| Statistics Toolbox™ | ![]() |
b = robustfit(X,y)
b = robustfit(X,y,wfun,tune)
b = robustfit(X,y,wfun,tune,const)
[b,stats] = robustfit(...)
b = robustfit(X,y) returns a p-by-1 vector b of coefficient estimates for a robust multilinear regression of the responses in y on the predictors in X. X is an n-by-p matrix of p predictors at each of n observations. y is an n-by-1 vector of observed responses. By default, the algorithm uses iteratively reweighted least squares with a bisquare weighting function.
Note By default, robustfit adds a first column of 1s to X, corresponding to a constant term in the model. Do not enter a column of 1s directly into X. You can change the default behavior of robustfit using the input const, below. |
robustfit treats NaNs in X or y as missing values, and removes them.
b = robustfit(X,y,wfun,tune) specifies a weighting function wfun. tune is a tuning constant that is divided into the residual vector before computing weights.
The weighting function wfun can be any one of the following strings:
| Weight Function | Equation | Default Tuning Constant |
|---|---|---|
| 'andrews' | w = (abs(r)<pi) .* sin(r) ./ r | 1.339 |
| 'bisquare' (default) | w = (abs(r)<1) .* (1 - r.^2).^2 | 4.685 |
| 'cauchy' | w = 1 ./ (1 + r.^2) | 2.385 |
| 'fair' | w = 1 ./ (1 + abs(r)) | 1.400 |
| 'huber' | w = 1 ./ max(1, abs(r)) | 1.345 |
| 'logistic' | w = tanh(r) ./ r | 1.205 |
| 'ols' | Ordinary least squares (no weighting function) | None |
| 'talwar' | w = 1 * (abs(r)<1) | 2.795 |
| 'welsch' | w = exp(-(r.^2)) | 2.985 |
If tune is unspecified, the default value in the table is used. Default tuning constants give coefficient estimates that are approximately 95% as statistically efficient as the ordinary least-squares estimates, provided the response has a normal distribution with no outliers. Decreasing the tuning constant increases the downweight assigned to large residuals; increasing the tuning constant decreases the downweight assigned to large residuals.

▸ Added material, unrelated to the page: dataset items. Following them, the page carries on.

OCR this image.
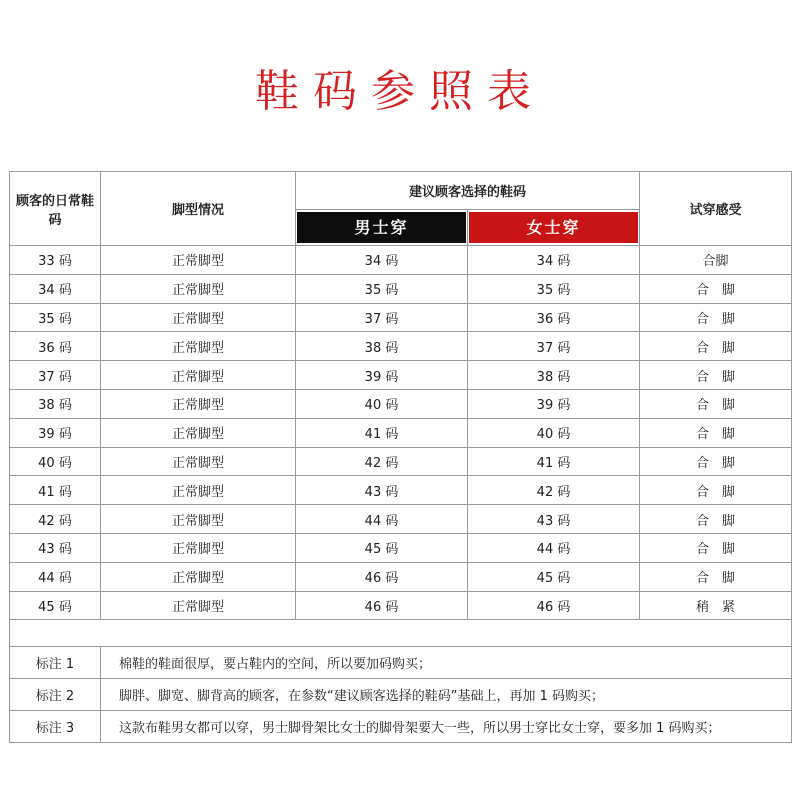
鞋码参照表
顾客的日常鞋码	脚型情况	建议顾客选择的鞋码		试穿感受

		男士穿	女士穿	

33 码	正常脚型	34 码	34 码	合脚
34 码	正常脚型	35 码	35 码	合　脚
35 码	正常脚型	37 码	36 码	合　脚
36 码	正常脚型	38 码	37 码	合　脚
37 码	正常脚型	39 码	38 码	合　脚
38 码	正常脚型	40 码	39 码	合　脚
39 码	正常脚型	41 码	40 码	合　脚
40 码	正常脚型	42 码	41 码	合　脚
41 码	正常脚型	43 码	42 码	合　脚
42 码	正常脚型	44 码	43 码	合　脚
43 码	正常脚型	45 码	44 码	合　脚
44 码	正常脚型	46 码	45 码	合　脚
45 码	正常脚型	46 码	46 码	稍　紧

标注 1	棉鞋的鞋面很厚，要占鞋内的空间，所以要加码购买；			
标注 2	脚胖、脚宽、脚背高的顾客，在参数“建议顾客选择的鞋码”基础上，再加 1 码购买；			
标注 3	这款布鞋男女都可以穿，男士脚骨架比女士的脚骨架要大一些，所以男士穿比女士穿，要多加 1 码购买；			
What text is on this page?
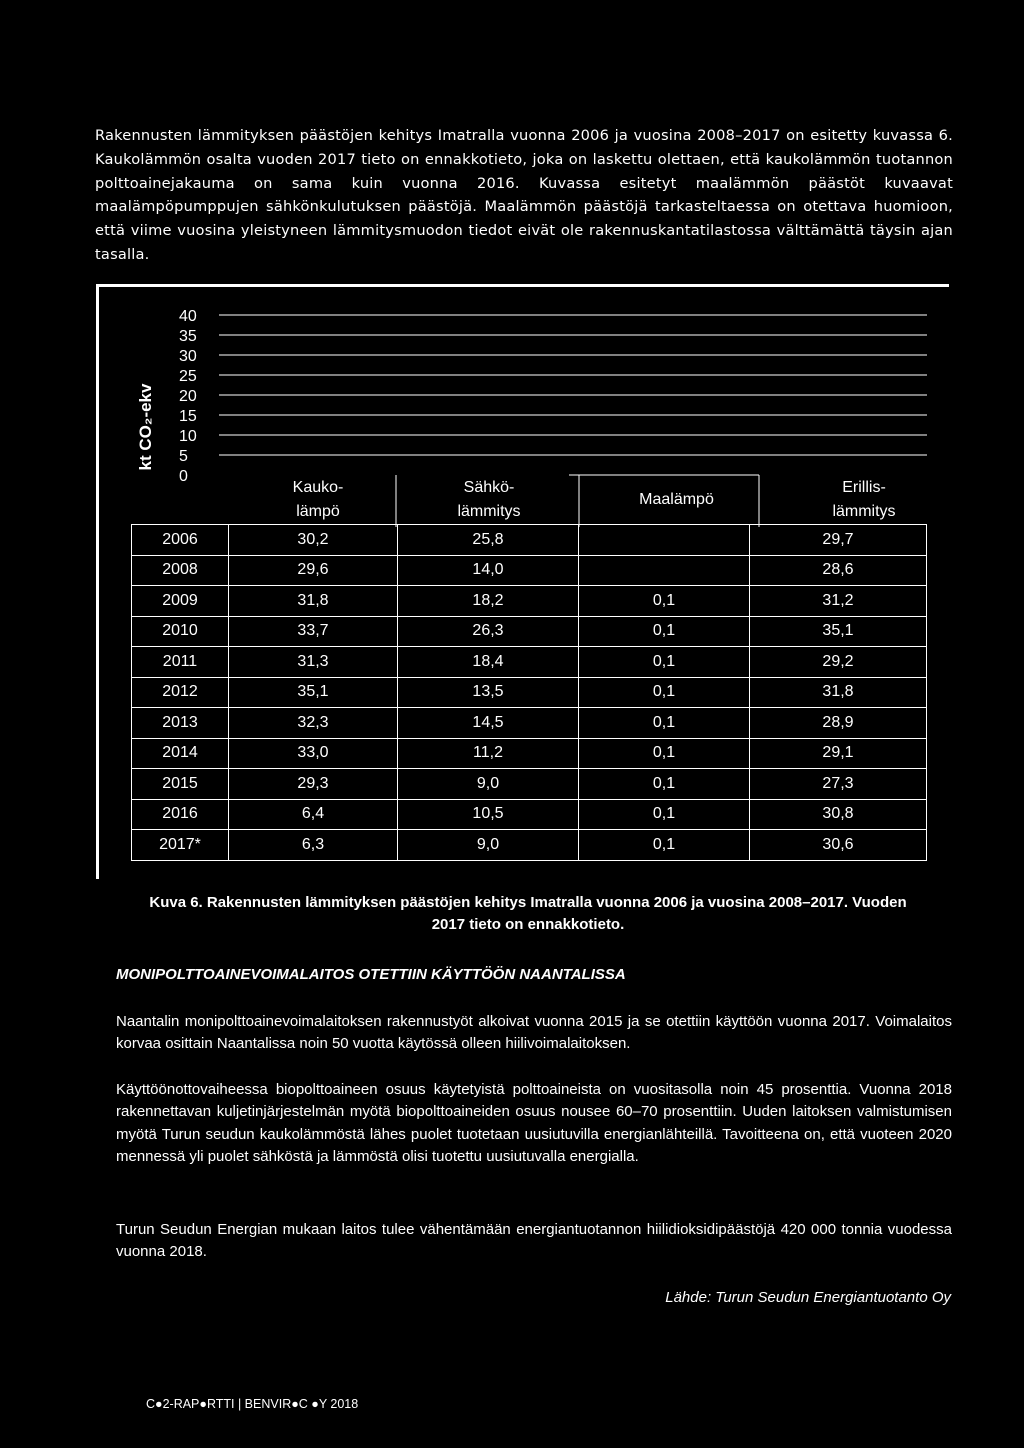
Rakennusten lämmityksen päästöjen kehitys Imatralla vuonna 2006 ja vuosina 2008–2017 on esitetty kuvassa 6. Kaukolämmön osalta vuoden 2017 tieto on ennakkotieto, joka on laskettu olettaen, että kaukolämmön tuotannon polttoainejakauma on sama kuin vuonna 2016. Kuvassa esitetyt maalämmön päästöt kuvaavat maalämpöpumppujen sähkönkulutuksen päästöjä. Maalämmön päästöjä tarkasteltaessa on otettava huomioon, että viime vuosina yleistyneen lämmitysmuodon tiedot eivät ole rakennuskantatilastossa välttämättä täysin ajan tasalla.

40
35
30
25
20
15
10
5
0
kt CO₂-ekv
Kauko-
lämpö
Sähkö-
lämmitys
Maalämpö
Erillis-
lämmitys
2006	30,2	25,8		29,7
2008	29,6	14,0		28,6
2009	31,8	18,2	0,1	31,2
2010	33,7	26,3	0,1	35,1
2011	31,3	18,4	0,1	29,2
2012	35,1	13,5	0,1	31,8
2013	32,3	14,5	0,1	28,9
2014	33,0	11,2	0,1	29,1
2015	29,3	9,0	0,1	27,3
2016	6,4	10,5	0,1	30,8
2017*	6,3	9,0	0,1	30,6
Kuva 6. Rakennusten lämmityksen päästöjen kehitys Imatralla vuonna 2006 ja vuosina 2008–2017. Vuoden
2017 tieto on ennakkotieto.
MONIPOLTTOAINEVOIMALAITOS OTETTIIN KÄYTTÖÖN NAANTALISSA

Naantalin monipolttoainevoimalaitoksen rakennustyöt alkoivat vuonna 2015 ja se otettiin käyttöön vuonna 2017. Voimalaitos korvaa osittain Naantalissa noin 50 vuotta käytössä olleen hiilivoimalaitoksen.

Käyttöönottovaiheessa biopolttoaineen osuus käytetyistä polttoaineista on vuositasolla noin 45 prosenttia. Vuonna 2018 rakennettavan kuljetinjärjestelmän myötä biopolttoaineiden osuus nousee 60–70 prosenttiin. Uuden laitoksen valmistumisen myötä Turun seudun kaukolämmöstä lähes puolet tuotetaan uusiutuvilla energianlähteillä. Tavoitteena on, että vuoteen 2020 mennessä yli puolet sähköstä ja lämmöstä olisi tuotettu uusiutuvalla energialla.

Turun Seudun Energian mukaan laitos tulee vähentämään energiantuotannon hiilidioksidipäästöjä 420 000 tonnia vuodessa vuonna 2018.

Lähde: Turun Seudun Energiantuotanto Oy
C●2-RAP●RTTI | BENVIR●C ●Y 2018
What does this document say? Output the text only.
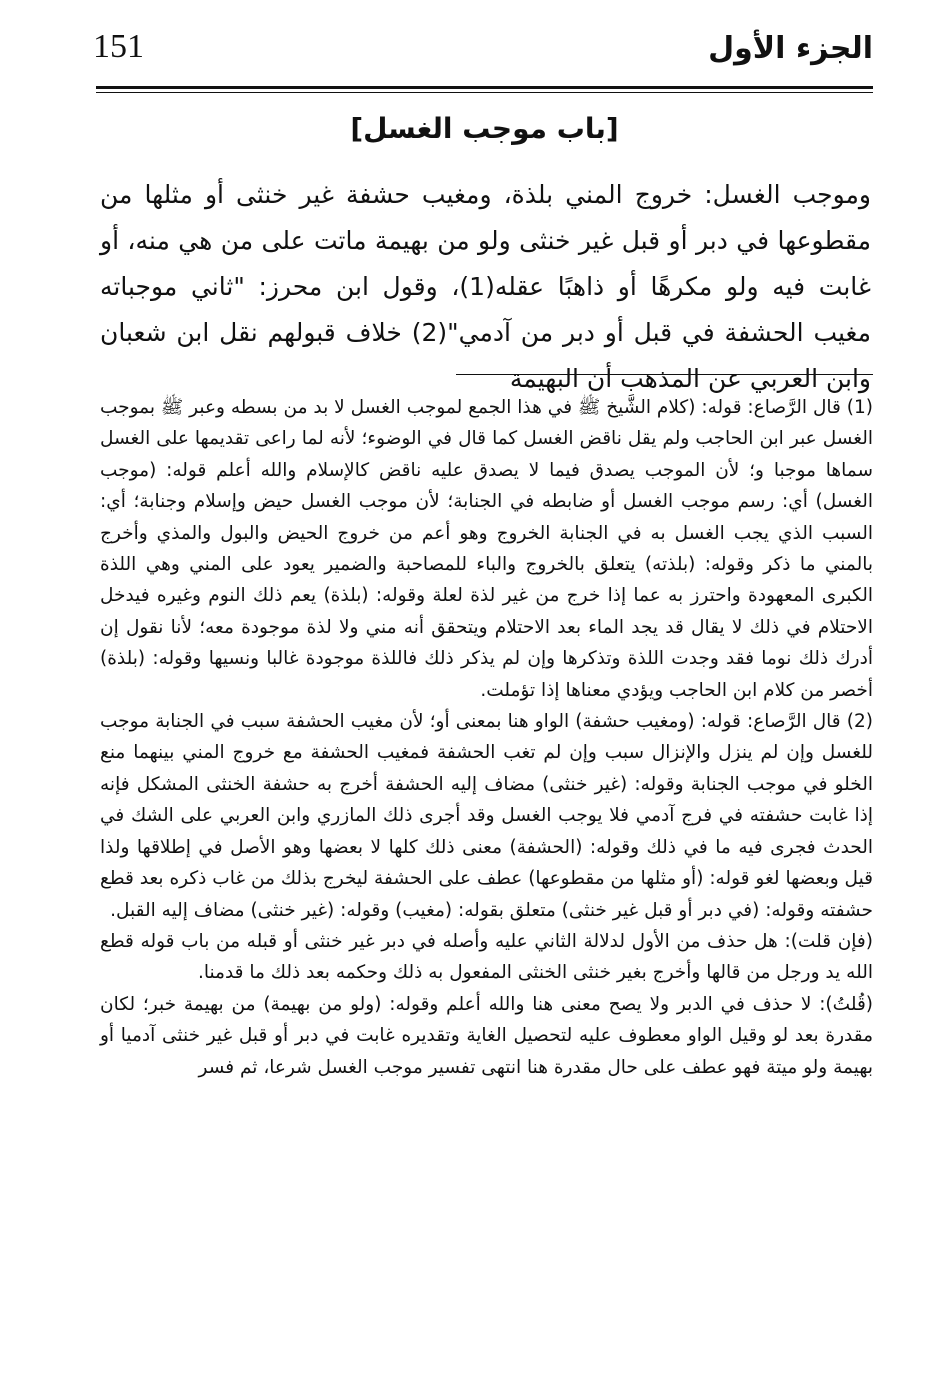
151	الجزء الأول
[باب موجب الغسل]
وموجب الغسل: خروج المني بلذة، ومغيب حشفة غير خنثى أو مثلها من مقطوعها في دبر أو قبل غير خنثى ولو من بهيمة ماتت على من هي منه، أو غابت فيه ولو مكرهًا أو ذاهبًا عقله(1)، وقول ابن محرز: "ثاني موجباته مغيب الحشفة في قبل أو دبر من آدمي"(2) خلاف قبولهم نقل ابن شعبان وابن العربي عن المذهب أن البهيمة

(1) قال الرَّصاع: قوله: (كلام الشَّيخ ﷺ في هذا الجمع لموجب الغسل لا بد من بسطه وعبر ﷺ بموجب الغسل عبر ابن الحاجب ولم يقل ناقض الغسل كما قال في الوضوء؛ لأنه لما راعى تقديمها على الغسل سماها موجبا و؛ لأن الموجب يصدق فيما لا يصدق عليه ناقض كالإسلام والله أعلم قوله: (موجب الغسل) أي: رسم موجب الغسل أو ضابطه في الجنابة؛ لأن موجب الغسل حيض وإسلام وجنابة؛ أي: السبب الذي يجب الغسل به في الجنابة الخروج وهو أعم من خروج الحيض والبول والمذي وأخرج بالمني ما ذكر وقوله: (بلذته) يتعلق بالخروج والباء للمصاحبة والضمير يعود على المني وهي اللذة الكبرى المعهودة واحترز به عما إذا خرج من غير لذة لعلة وقوله: (بلذة) يعم ذلك النوم وغيره فيدخل الاحتلام في ذلك لا يقال قد يجد الماء بعد الاحتلام ويتحقق أنه مني ولا لذة موجودة معه؛ لأنا نقول إن أدرك ذلك نوما فقد وجدت اللذة وتذكرها وإن لم يذكر ذلك فاللذة موجودة غالبا ونسيها وقوله: (بلذة) أخصر من كلام ابن الحاجب ويؤدي معناها إذا تؤملت.

(2) قال الرَّصاع: قوله: (ومغيب حشفة) الواو هنا بمعنى أو؛ لأن مغيب الحشفة سبب في الجنابة موجب للغسل وإن لم ينزل والإنزال سبب وإن لم تغب الحشفة فمغيب الحشفة مع خروج المني بينهما منع الخلو في موجب الجنابة وقوله: (غير خنثى) مضاف إليه الحشفة أخرج به حشفة الخنثى المشكل فإنه إذا غابت حشفته في فرج آدمي فلا يوجب الغسل وقد أجرى ذلك المازري وابن العربي على الشك في الحدث فجرى فيه ما في ذلك وقوله: (الحشفة) معنى ذلك كلها لا بعضها وهو الأصل في إطلاقها ولذا قيل وبعضها لغو قوله: (أو مثلها من مقطوعها) عطف على الحشفة ليخرج بذلك من غاب ذكره بعد قطع حشفته وقوله: (في دبر أو قبل غير خنثى) متعلق بقوله: (مغيب) وقوله: (غير خنثى) مضاف إليه القبل.

(فإن قلت): هل حذف من الأول لدلالة الثاني عليه وأصله في دبر غير خنثى أو قبله من باب قوله قطع الله يد ورجل من قالها وأخرج بغير خنثى الخنثى المفعول به ذلك وحكمه بعد ذلك ما قدمنا.

(قُلتُ): لا حذف في الدبر ولا يصح معنى هنا والله أعلم وقوله: (ولو من بهيمة) من بهيمة خبر؛ لكان مقدرة بعد لو وقيل الواو معطوف عليه لتحصيل الغاية وتقديره غابت في دبر أو قبل غير خنثى آدميا أو بهيمة ولو ميتة فهو عطف على حال مقدرة هنا انتهى تفسير موجب الغسل شرعا، ثم فسر
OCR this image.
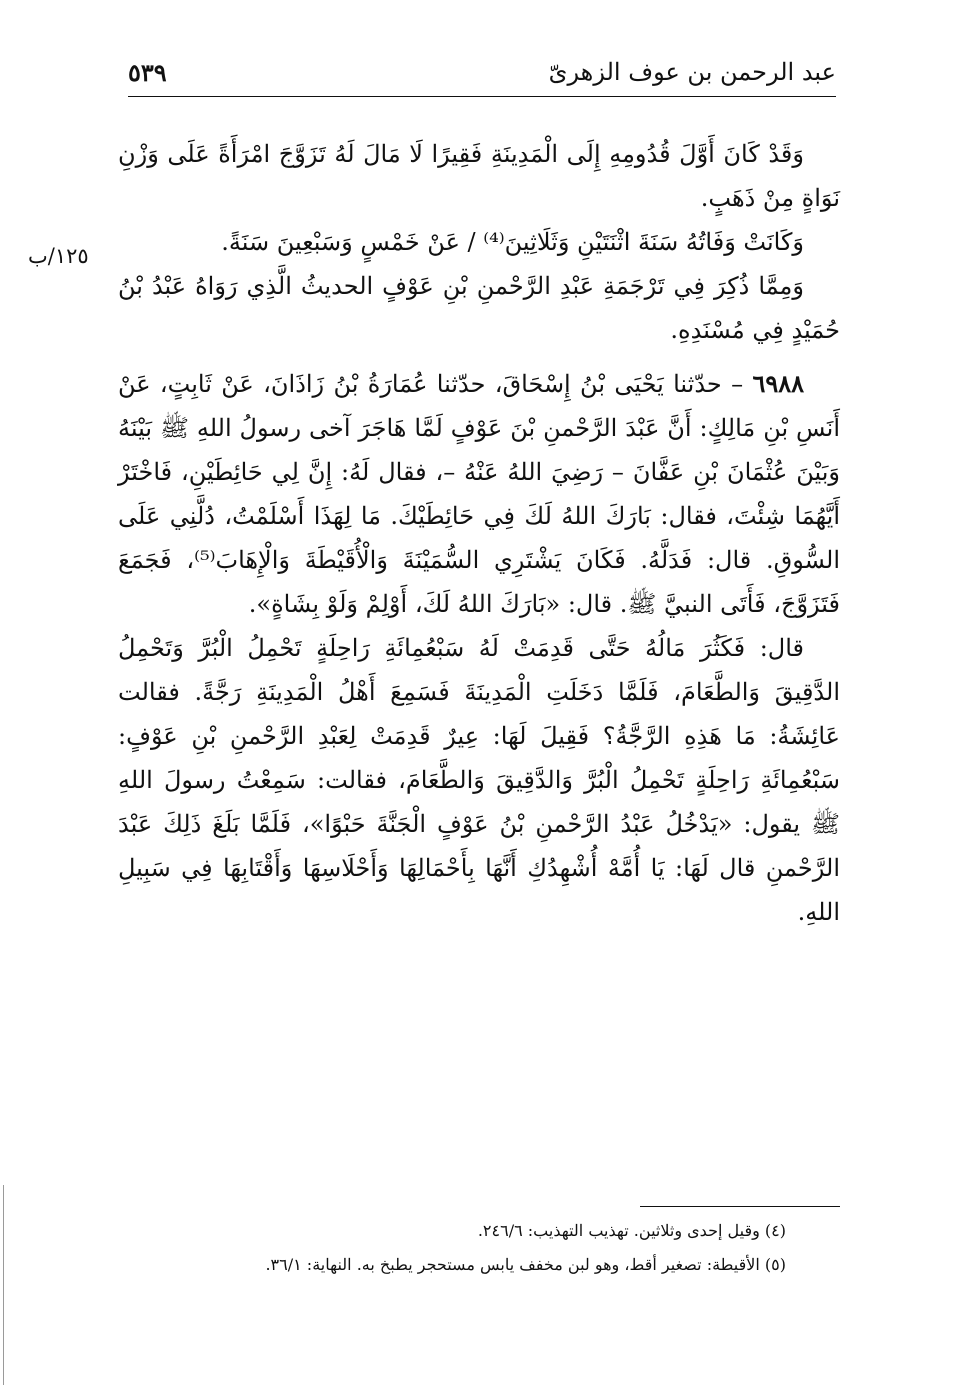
٥٣٩	عبد الرحمن بن عوف الزهرىّ
١٢٥/ب

وَقَدْ كَانَ أَوَّلَ قُدُومِهِ إِلَى الْمَدِينَةِ فَقِيرًا لَا مَالَ لَهُ تَزَوَّجَ امْرَأَةً عَلَى وَزْنِ نَوَاةٍ مِنْ ذَهَبٍ.

وَكَانَتْ وَفَاتُهُ سَنَةَ اثْنَتَيْنِ وَثَلَاثِينَ⁽⁴⁾ / عَنْ خَمْسٍ وَسَبْعِينَ سَنَةً.

وَمِمَّا ذُكِرَ فِي تَرْجَمَةِ عَبْدِ الرَّحْمنِ بْنِ عَوْفٍ الحديثُ الَّذِي رَوَاهُ عَبْدُ بْنُ حُمَيْدٍ فِي مُسْنَدِهِ.

٦٩٨٨ – حدّثنا يَحْيَى بْنُ إِسْحَاقَ، حدّثنا عُمَارَةُ بْنُ زَاذَانَ، عَنْ ثَابِتٍ، عَنْ أَنَسِ بْنِ مَالِكٍ: أَنَّ عَبْدَ الرَّحْمنِ بْنَ عَوْفٍ لَمَّا هَاجَرَ آخى رسولُ اللهِ ﷺ بَيْنَهُ وَبَيْنَ عُثْمَانَ بْنِ عَفَّانَ – رَضِيَ اللهُ عَنْهُ –، فقال لَهُ: إِنَّ لِي حَائِطَيْنِ، فَاخْتَرْ أَيَّهُمَا شِئْتَ، فقال: بَارَكَ اللهُ لَكَ فِي حَائِطَيْكَ. مَا لِهَذَا أَسْلَمْتُ، دُلَّنِي عَلَى السُّوقِ. قال: فَدَلَّهُ. فَكَانَ يَشْتَرِي السُّمَيْنَةَ وَالْأُقَيْطَةَ وَالْإِهَابَ⁽⁵⁾، فَجَمَعَ فَتَزَوَّجَ، فَأَتَى النبيَّ ﷺ. قال: «بَارَكَ اللهُ لَكَ، أَوْلِمْ وَلَوْ بِشَاةٍ».

قال: فَكَثُرَ مَالُهُ حَتَّى قَدِمَتْ لَهُ سَبْعُمِائَةِ رَاحِلَةٍ تَحْمِلُ الْبُرَّ وَتَحْمِلُ الدَّقِيقَ وَالطَّعَامَ، فَلَمَّا دَخَلَتِ الْمَدِينَةَ فَسَمِعَ أَهْلُ الْمَدِينَةِ رَجَّةً. فقالت عَائِشَةُ: مَا هَذِهِ الرَّجَّةُ؟ فَقِيلَ لَهَا: عِيرٌ قَدِمَتْ لِعَبْدِ الرَّحْمنِ بْنِ عَوْفٍ: سَبْعُمِائَةِ رَاحِلَةٍ تَحْمِلُ الْبُرَّ وَالدَّقِيقَ وَالطَّعَامَ، فقالت: سَمِعْتُ رسولَ اللهِ ﷺ يقول: «يَدْخُلُ عَبْدُ الرَّحْمنِ بْنُ عَوْفٍ الْجَنَّةَ حَبْوًا»، فَلَمَّا بَلَغَ ذَلِكَ عَبْدَ الرَّحْمنِ قال لَهَا: يَا أُمَّهْ أُشْهِدُكِ أَنَّهَا بِأَحْمَالِهَا وَأَحْلَاسِهَا وَأَقْتَابِهَا فِي سَبِيلِ اللهِ.

(٤) وقيل إحدى وثلاثين. تهذيب التهذيب: ٢٤٦/٦.

(٥) الأقيطة: تصغير أقط، وهو لبن مخفف يابس مستحجر يطبخ به. النهاية: ٣٦/١.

The value r in the weight functions is
r = resid/(tune*s*sqrt(1-h))
where resid is the vector of residuals from the previous iteration, h is the vector of leverage values from a least-squares fit, and s is an estimate of the standard deviation of the error term given by
s = MAD/0.6745
Here MAD is the median absolute deviation of the residuals from their median. The constant 0.6745 makes the estimate unbiased for the normal distribution. If there are p columns in X, the smallest p absolute deviations are excluded when computing the median.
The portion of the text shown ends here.